Immunisation Advisory Centre director Nikki Turner said she was deeply concerned about a potential measles epidemic, particularly with the border opening, and about whooping cough because New Zealand was “due” an outbreak.

Whooping cough, which was particularly dangerous for youngsters, with more than half of babies under one needing hospital treatment, reared its head about every 4-6 years, she said.

University of Auckland Immunisation Advisory Centre medical director Dr Nikki Turner.
University of Auckland Immunisation Advisory Centre medical director Dr Nikki Turner (Photo: Supplied)

Turner said to get immunisation rates up, building trust was extremely important, as were flexible, practical outreach services – rather than relying on the traditional model of running clinics 9-5.

“You need families engaging with the right providers,” she said. “But outreach services have always been underfunded. That needs building back up again.”

Bay of Plenty health district’s Brent Gilbert-De Rios said it had learned lessons from the Covid vaccination roll-out that it was now applying to a broader vaccination push.

Part of that was funding providers like Poutiri to do what they did best.

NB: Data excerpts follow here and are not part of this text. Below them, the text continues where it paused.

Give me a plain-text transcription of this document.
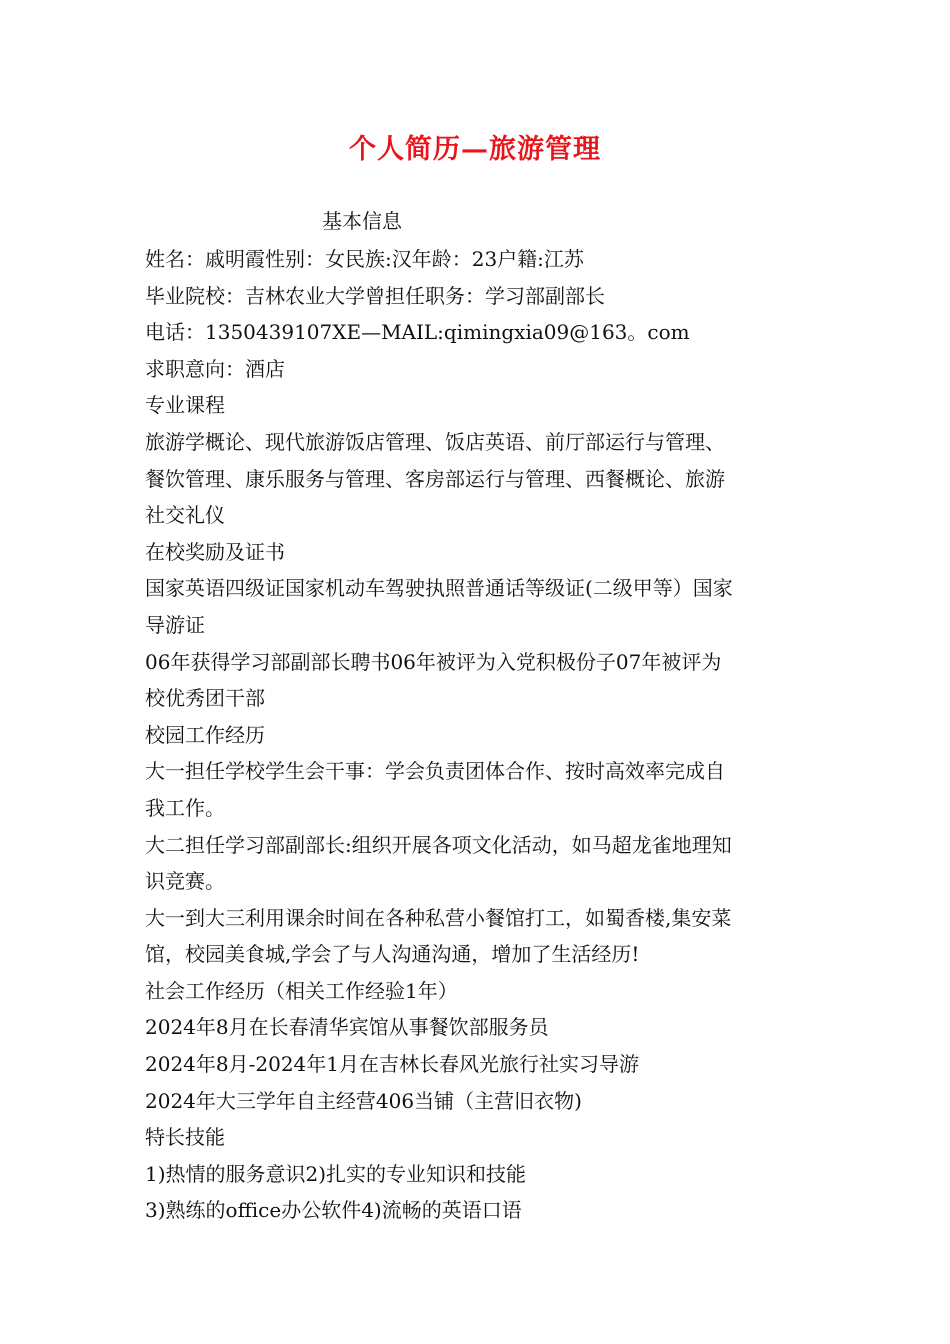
个人简历—旅游管理
基本信息
姓名：戚明霞性别：女民族:汉年龄：23户籍:江苏
毕业院校：吉林农业大学曾担任职务：学习部副部长
电话：1350439107XE—MAIL:qimingxia09@163。com
求职意向：酒店
专业课程
旅游学概论、现代旅游饭店管理、饭店英语、前厅部运行与管理、
餐饮管理、康乐服务与管理、客房部运行与管理、西餐概论、旅游
社交礼仪
在校奖励及证书
国家英语四级证国家机动车驾驶执照普通话等级证(二级甲等）国家
导游证
06年获得学习部副部长聘书06年被评为入党积极份子07年被评为
校优秀团干部
校园工作经历
大一担任学校学生会干事：学会负责团体合作、按时高效率完成自
我工作。
大二担任学习部副部长:组织开展各项文化活动，如马超龙雀地理知
识竞赛。
大一到大三利用课余时间在各种私营小餐馆打工，如蜀香楼,集安菜
馆，校园美食城,学会了与人沟通沟通，增加了生活经历!
社会工作经历（相关工作经验1年）
2024年8月在长春清华宾馆从事餐饮部服务员
2024年8月-2024年1月在吉林长春风光旅行社实习导游
2024年大三学年自主经营406当铺（主营旧衣物)
特长技能
1)热情的服务意识2)扎实的专业知识和技能
3)熟练的office办公软件4)流畅的英语口语
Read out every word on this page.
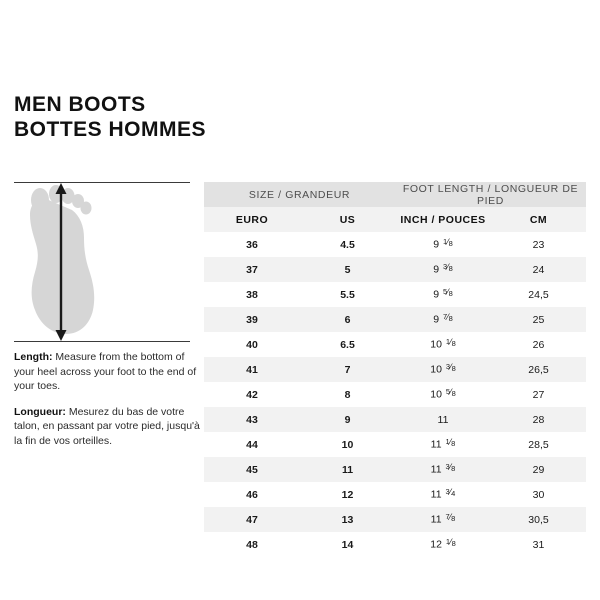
MEN BOOTS
BOTTES HOMMES

Length: Measure from the bottom of your heel across your foot to the end of your toes.

Longueur: Mesurez du bas de votre talon, en passant par votre pied, jusqu'à la fin de vos orteilles.

SIZE / GRANDEUR		FOOT LENGTH / LONGUEUR DE PIED	
EURO	US	INCH / POUCES	CM
36	4.5	9 1⁄8	23
37	5	9 3⁄8	24
38	5.5	9 5⁄8	24,5
39	6	9 7⁄8	25
40	6.5	10 1⁄8	26
41	7	10 3⁄8	26,5
42	8	10 5⁄8	27
43	9	11	28
44	10	11 1⁄8	28,5
45	11	11 3⁄8	29
46	12	11 3⁄4	30
47	13	11 7⁄8	30,5
48	14	12 1⁄8	31
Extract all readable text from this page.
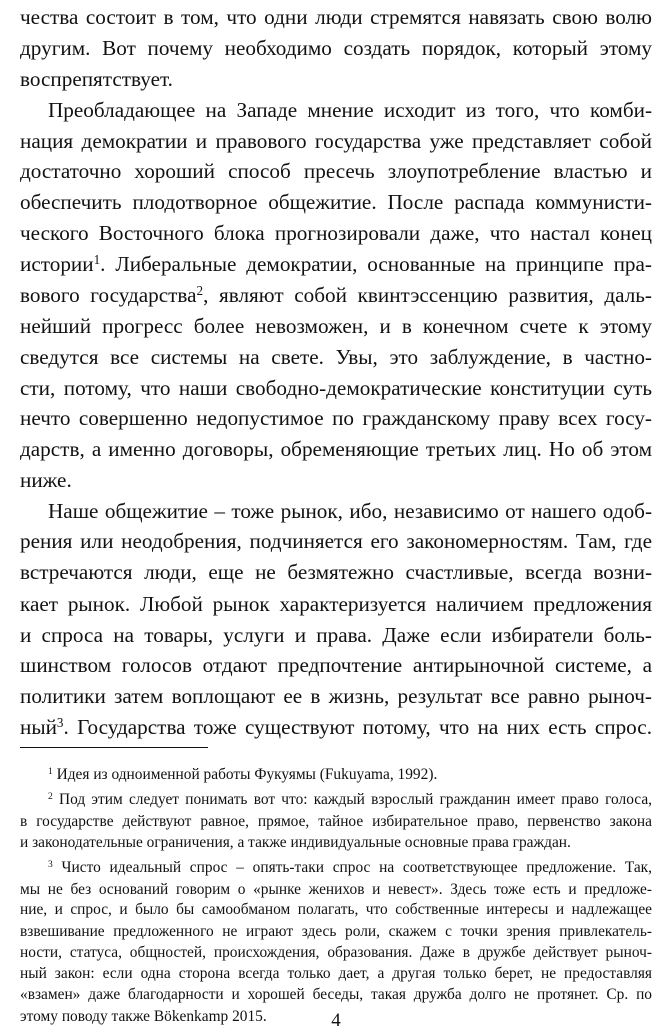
чества состоит в том, что одни люди стремятся навязать свою волю
другим. Вот почему необходимо создать порядок, который этому
воспрепятствует.
Преобладающее на Западе мнение исходит из того, что комби-
нация демократии и правового государства уже представляет собой
достаточно хороший способ пресечь злоупотребление властью и
обеспечить плодотворное общежитие. После распада коммунисти-
ческого Восточного блока прогнозировали даже, что настал конец
истории$^1$. Либеральные демократии, основанные на принципе пра-
вового государства$^2$, являют собой квинтэссенцию развития, даль-
нейший прогресс более невозможен, и в конечном счете к этому
сведутся все системы на свете. Увы, это заблуждение, в частно-
сти, потому, что наши свободно-демократические конституции суть
нечто совершенно недопустимое по гражданскому праву всех госу-
дарств, а именно договоры, обременяющие третьих лиц. Но об этом
ниже.
Наше общежитие – тоже рынок, ибо, независимо от нашего одоб-
рения или неодобрения, подчиняется его закономерностям. Там, где
встречаются люди, еще не безмятежно счастливые, всегда возни-
кает рынок. Любой рынок характеризуется наличием предложения
и спроса на товары, услуги и права. Даже если избиратели боль-
шинством голосов отдают предпочтение антирыночной системе, а
политики затем воплощают ее в жизнь, результат все равно рыноч-
ный$^3$. Государства тоже существуют потому, что на них есть спрос.
$^1$ Идея из одноименной работы Фукуямы (Fukuyama, 1992).
$^2$ Под этим следует понимать вот что: каждый взрослый гражданин имеет право голоса,
в государстве действуют равное, прямое, тайное избирательное право, первенство закона
и законодательные ограничения, а также индивидуальные основные права граждан.
$^3$ Чисто идеальный спрос – опять-таки спрос на соответствующее предложение. Так,
мы не без оснований говорим о «рынке женихов и невест». Здесь тоже есть и предложе-
ние, и спрос, и было бы самообманом полагать, что собственные интересы и надлежащее
взвешивание предложенного не играют здесь роли, скажем с точки зрения привлекатель-
ности, статуса, общностей, происхождения, образования. Даже в дружбе действует рыноч-
ный закон: если одна сторона всегда только дает, а другая только берет, не предоставляя
«взамен» даже благодарности и хорошей беседы, такая дружба долго не протянет. Ср. по
этому поводу также Bökenkamp 2015.	4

“We believe in supporting providers who have long-standing relationships with whānau and communities to help people overcome mistrust of immunisation,” he said.

Maxwell-Crawford said while the challenge ahead of the health practitioners was daunting, it was not insurmountable.

“We will chip away and focus on families. Some of this is unpicking six generations of growing mistrust,” she said.

“In some ways, it’s exciting. For the first time the government is allowing us to be innovative – we’ve never been able to get on a pahi and ask the community what they want, and go and deliver it to them. That is exciting for us.”